Monday, 9 January 2012

No Health in Us?

The General Confession is part of the Eucharist service in the Anglican Church.   It is one of those Protestant compromises which serves the same purpose as the regular personal confession that Roman Catholics are expected to make to their priest (even though we all know that some of these priests have more extensive personal experience of sin than their parishioners). 

Over many years of attending Eucharist services I always had a problem with saying this every week.  Just read the words:

“Almighty and most merciful Father; We have erred, and strayed from Thy ways like lost sheep. We have followed too much the devices and desires of our own hearts. We have offended against Thy holy laws. We have left undone those things which we ought to have done; And we have done those things which we ought not to have done; And there is no health in us.

But Thou, O Lord, have mercy upon us, miserable offenders. Spare Thou those, O God, who confess their faults. Restore Thou those who are penitent; According to Thy promises declared unto mankind in Christ Jesus our Lord. And grant, O most merciful Father, for His sake; That we may hereafter live a godly, righteous, and sober life, To the glory of Thy holy Name. Amen.”

So the first problem I have is the word "We".  'We have erred and strayed' have we?  Looking around the congregation I would wonder to myself what gives the other people the right to speak on my behalf.  How can I speak on theirs when I believe that many of them are only there for social reasons, not because they are actually believers.  How do they know whether I have offended against his holy laws, and when it comes down to it, which particular holy laws are we taking about?

Come to think of it, they are not exactly sheep-like either.  It would be easier to herd cats.

The next problem that I have is the sheer negativity of the statement that "There is no health in us".  I find that to be an outrageous insult to each and every one of the congregation - well . . . maybe with one or two exceptions!  Somehow we are all stained with inherited 'original sin' through some magical process which nobody can really understand.   In my humble opinion there there is a good deal of health in many of them.  The fact that many of these people were kind and good, putting themselves to considerable inconvenience to help the needy seems to be good evidence

Moving on, what makes me into a 'miserable offender'?  I might be a bit grumpy at times, but on the whole I would not describe myself as either 'miserable' or an 'offender'.  I might have committed a few indiscretions and perhaps have perpetrated a few thought crimes, but 'miserable offender' seems a bit strong.

Gradually I also began to wonder about these 'promises declared unto mankind' too.  The more I have thought about it the more I doubt these 'promises' and even doubt whether there was a Jesus who was empowered to make those promises.

This General Confession embodies in a single prayer many of the things that I grew to dislike about the church, and in itself sowed the seeds of doubt that led me to become a confirmed atheist today.

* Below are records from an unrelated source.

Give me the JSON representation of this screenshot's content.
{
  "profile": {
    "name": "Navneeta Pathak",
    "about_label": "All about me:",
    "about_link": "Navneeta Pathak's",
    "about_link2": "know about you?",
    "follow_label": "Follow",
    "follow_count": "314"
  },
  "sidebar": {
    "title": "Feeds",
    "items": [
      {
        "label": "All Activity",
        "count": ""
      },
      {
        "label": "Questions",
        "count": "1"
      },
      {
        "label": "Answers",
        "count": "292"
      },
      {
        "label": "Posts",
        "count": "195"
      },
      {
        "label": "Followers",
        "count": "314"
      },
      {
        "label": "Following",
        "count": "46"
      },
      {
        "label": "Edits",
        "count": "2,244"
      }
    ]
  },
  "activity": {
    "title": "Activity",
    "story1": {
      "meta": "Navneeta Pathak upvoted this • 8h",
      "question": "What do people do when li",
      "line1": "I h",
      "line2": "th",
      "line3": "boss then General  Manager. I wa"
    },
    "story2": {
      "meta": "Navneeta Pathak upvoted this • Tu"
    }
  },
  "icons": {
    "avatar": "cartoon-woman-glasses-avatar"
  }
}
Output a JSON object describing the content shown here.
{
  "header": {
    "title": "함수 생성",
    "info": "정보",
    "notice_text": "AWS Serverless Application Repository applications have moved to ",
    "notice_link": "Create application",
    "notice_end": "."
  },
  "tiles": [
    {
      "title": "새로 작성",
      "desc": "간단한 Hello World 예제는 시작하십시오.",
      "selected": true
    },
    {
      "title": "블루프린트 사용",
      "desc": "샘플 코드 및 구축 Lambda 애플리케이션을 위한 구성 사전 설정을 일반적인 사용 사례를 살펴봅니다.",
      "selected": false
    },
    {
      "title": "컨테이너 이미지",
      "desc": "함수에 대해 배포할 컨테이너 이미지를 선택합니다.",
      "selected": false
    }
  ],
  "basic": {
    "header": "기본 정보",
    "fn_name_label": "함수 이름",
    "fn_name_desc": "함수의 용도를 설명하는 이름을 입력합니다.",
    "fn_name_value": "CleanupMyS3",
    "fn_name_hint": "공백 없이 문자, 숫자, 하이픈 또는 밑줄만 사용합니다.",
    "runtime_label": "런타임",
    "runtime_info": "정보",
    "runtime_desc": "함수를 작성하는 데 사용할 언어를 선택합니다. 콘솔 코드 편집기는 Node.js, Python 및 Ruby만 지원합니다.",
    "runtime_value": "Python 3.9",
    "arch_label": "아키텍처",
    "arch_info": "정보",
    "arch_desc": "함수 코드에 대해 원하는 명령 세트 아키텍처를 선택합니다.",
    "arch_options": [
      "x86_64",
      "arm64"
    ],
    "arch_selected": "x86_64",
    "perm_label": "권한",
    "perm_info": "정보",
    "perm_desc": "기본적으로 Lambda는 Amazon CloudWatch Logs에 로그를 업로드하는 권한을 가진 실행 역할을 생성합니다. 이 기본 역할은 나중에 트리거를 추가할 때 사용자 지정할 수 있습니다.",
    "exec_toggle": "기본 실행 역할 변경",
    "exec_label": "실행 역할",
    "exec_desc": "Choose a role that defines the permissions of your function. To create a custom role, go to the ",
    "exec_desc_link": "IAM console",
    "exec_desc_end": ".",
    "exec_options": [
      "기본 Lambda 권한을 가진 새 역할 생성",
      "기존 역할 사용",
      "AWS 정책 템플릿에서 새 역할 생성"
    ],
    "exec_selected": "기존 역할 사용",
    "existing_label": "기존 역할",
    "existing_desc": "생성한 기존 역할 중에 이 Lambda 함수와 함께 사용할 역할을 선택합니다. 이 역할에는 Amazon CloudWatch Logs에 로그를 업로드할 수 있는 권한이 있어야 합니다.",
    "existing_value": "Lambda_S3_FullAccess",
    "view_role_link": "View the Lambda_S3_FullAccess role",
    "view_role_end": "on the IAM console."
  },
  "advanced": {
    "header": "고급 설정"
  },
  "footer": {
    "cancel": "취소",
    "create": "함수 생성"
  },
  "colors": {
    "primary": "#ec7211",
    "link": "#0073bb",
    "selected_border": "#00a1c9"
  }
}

So I plan to try to live an ungodly, righteous and secular life.  Complete sobriety is something that I'm still working on, but I don't think the prayer means it in quite the same sense.

1 comment:

krissthesexyatheist said...

Oh buddy, great post again. We are "misserable offenders" because we/you/me/all of us are born of sin (or is it born with sin...any who). It's really quite "ingenious" of them. that way you have an instant guilt trip, or karma, to contend with. That is if ya believe in that sort of stuff.

I don't think I've been here this year so happy new year (beer) and thanks for coming to my lil blog. Awesomeness.